La plupart des États membres respectent largement la décision-cadre de 2008, mais plusieurs problèmes pourraient survenir, notamment concernant l’incrimination au titre des dispositions nationales relatives à la «provocation indirecte» et au recrutement d’«acteurs isolés». Les États membres sont invités à fournir à la Commission des explications et des informations supplémentaires afin de lui permettre d’achever son évaluation.

Le niveau des peines varie fortement parmi les États membres. La peine d’emprisonnement minimale s’étend de moins d’un an à 20 ans de réclusion. De même, la peine maximale varie entre deux ans et 25 ans ou l’emprisonnement à perpétuité. Les amendes peuvent être utilisées comme solution subsidiaire (DK, DE, IE, LU, NL, UK) ou venir s’ajouter à la peine d’emprisonnement (BE, IE, FR, LU, UK).

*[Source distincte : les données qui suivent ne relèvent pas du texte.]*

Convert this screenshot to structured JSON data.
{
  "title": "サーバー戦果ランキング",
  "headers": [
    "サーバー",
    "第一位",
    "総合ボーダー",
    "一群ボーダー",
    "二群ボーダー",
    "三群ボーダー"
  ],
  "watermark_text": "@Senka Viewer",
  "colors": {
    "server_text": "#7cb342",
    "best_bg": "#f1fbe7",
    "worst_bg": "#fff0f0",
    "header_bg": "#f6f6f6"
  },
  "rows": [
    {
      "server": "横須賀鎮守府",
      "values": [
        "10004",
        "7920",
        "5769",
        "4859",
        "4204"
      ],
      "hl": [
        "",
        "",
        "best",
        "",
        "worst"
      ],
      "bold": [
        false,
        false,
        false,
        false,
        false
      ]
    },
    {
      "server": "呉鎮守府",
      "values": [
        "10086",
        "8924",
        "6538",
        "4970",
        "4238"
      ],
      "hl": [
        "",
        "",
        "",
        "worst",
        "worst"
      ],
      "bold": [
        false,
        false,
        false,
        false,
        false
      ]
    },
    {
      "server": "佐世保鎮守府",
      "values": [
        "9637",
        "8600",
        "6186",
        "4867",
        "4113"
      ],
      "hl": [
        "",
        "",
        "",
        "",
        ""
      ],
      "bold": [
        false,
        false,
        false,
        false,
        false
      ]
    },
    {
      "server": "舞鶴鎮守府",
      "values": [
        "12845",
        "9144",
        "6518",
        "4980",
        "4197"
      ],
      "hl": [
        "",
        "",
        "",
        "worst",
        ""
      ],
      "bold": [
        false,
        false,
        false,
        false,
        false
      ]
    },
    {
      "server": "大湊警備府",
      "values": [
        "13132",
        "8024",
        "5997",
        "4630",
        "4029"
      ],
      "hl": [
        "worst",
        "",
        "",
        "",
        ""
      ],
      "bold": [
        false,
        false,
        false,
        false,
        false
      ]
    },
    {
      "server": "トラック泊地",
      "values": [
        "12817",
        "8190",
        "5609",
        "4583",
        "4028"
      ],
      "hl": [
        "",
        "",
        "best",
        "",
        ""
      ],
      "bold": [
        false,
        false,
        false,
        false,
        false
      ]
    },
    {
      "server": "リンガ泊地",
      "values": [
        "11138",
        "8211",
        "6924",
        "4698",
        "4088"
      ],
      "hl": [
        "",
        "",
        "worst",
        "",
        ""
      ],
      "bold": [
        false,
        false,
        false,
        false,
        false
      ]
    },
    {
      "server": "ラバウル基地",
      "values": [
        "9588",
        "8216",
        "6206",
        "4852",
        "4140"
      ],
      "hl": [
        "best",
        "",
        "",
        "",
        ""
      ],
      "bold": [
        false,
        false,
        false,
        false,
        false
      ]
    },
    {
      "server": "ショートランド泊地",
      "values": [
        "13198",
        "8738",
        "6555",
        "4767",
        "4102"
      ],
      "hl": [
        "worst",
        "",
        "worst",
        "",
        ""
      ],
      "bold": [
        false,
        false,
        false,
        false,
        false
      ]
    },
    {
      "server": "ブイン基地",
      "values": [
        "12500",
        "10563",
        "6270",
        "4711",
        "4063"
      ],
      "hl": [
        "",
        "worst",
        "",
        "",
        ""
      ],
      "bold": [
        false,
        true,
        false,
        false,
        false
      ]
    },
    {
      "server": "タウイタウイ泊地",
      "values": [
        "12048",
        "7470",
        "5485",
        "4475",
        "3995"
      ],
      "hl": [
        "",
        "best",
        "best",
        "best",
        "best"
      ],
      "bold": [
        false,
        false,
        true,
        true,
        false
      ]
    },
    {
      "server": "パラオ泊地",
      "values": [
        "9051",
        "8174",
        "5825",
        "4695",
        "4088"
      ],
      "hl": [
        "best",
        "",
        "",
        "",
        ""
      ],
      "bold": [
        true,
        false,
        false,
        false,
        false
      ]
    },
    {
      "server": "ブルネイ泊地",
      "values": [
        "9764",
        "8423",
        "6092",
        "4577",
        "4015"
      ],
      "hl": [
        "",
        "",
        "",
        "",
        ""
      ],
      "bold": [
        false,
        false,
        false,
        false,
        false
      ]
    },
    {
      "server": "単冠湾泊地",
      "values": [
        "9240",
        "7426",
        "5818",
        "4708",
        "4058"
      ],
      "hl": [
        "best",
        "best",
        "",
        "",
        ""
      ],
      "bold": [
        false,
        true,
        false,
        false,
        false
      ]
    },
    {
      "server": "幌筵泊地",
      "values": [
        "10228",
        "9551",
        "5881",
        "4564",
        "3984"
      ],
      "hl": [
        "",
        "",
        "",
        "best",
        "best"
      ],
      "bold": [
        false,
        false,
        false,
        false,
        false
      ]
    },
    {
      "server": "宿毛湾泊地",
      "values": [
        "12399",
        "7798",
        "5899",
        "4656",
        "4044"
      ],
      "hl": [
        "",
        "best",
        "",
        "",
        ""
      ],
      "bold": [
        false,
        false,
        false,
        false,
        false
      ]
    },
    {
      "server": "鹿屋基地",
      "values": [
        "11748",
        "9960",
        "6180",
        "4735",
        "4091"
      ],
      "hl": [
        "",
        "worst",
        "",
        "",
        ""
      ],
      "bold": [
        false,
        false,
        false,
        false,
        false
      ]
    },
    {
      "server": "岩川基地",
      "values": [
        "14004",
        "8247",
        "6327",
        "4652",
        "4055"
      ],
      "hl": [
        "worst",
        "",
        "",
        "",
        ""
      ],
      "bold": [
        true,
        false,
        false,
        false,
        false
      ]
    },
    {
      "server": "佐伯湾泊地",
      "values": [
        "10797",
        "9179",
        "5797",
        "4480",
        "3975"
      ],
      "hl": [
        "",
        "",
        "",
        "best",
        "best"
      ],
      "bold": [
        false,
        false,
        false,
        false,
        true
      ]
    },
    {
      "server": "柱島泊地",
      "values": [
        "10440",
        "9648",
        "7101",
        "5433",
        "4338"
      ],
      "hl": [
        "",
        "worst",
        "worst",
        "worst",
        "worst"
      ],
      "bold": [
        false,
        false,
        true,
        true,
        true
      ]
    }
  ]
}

Plus de la moitié des États membres infligent la même peine pour les trois nouvelles infractions (BE, BG, CZ, EE, IE, HR, LU, HU, MT, PL, SI, SK, SE). Dans les États membres prévoyant des peines différentes pour les trois nouvelles infractions, les peines pour la provocation publique sont en général plus clémentes que pour les deux autres infractions (DK, DE, ES, IT, CY, LV, LT, PT, RO, FI, UK).

Droits fondamentaux : les débats concernant l’incidence de la législation antiterroriste sur les droits fondamentaux ont principalement porté sur l’adoption de mesures mettant en œuvre la décision-cadre de 2002 et, dans une moindre mesure, sur les nouvelles infractions. Les débats portaient notamment sur la sécurité juridique, le respect du principe de proportionnalité des sanctions pour des infractions de nature préparatoire et le conflit éventuel entre la liberté d'expression et l'infraction de provocation publique.

Si les inquiétudes liées aux droits fondamentaux peuvent jouer un rôle dans l’interprétation et l’application des dispositions nationales établissant les trois nouvelles infractions, elles ne semblent pas avoir rendu nécessaire la restriction de la portée des dispositions juridiques pertinentes en droit interne. Dans leurs notifications adressées à la Commission, les États membres n'ont pas invoqué l'article 2 ou l'article 3 de la décision-cadre de 2008 pour limiter la portée des nouvelles infractions terroristes ni confirmé les inquiétudes concernant les droits fondamentaux pour justifier l'absence de mise en œuvre des nouvelles infractions.

La Commission prend acte du fait que les parties prenantes plaident en faveur d’échanges accrus d’expériences et de pratiques entre les procureurs et les juges, et qu’elles constatent la nécessité d’intégrer les efforts en matière de répression dans une approche plus globale qui devrait inclure la prévention précoce de la radicalisation et du recrutement pour le terrorisme.

La Commission encourage les États membres à assurer un suivi et une évaluation de l’application des dispositions de droit pénal relatives au terrorisme dans la pratique. Elle souligne la nécessité de prendre en compte la protection des droits fondamentaux et d’envisager une approche politique plus large pour s’attaquer à la radicalisation et au recrutement pour le terrorisme.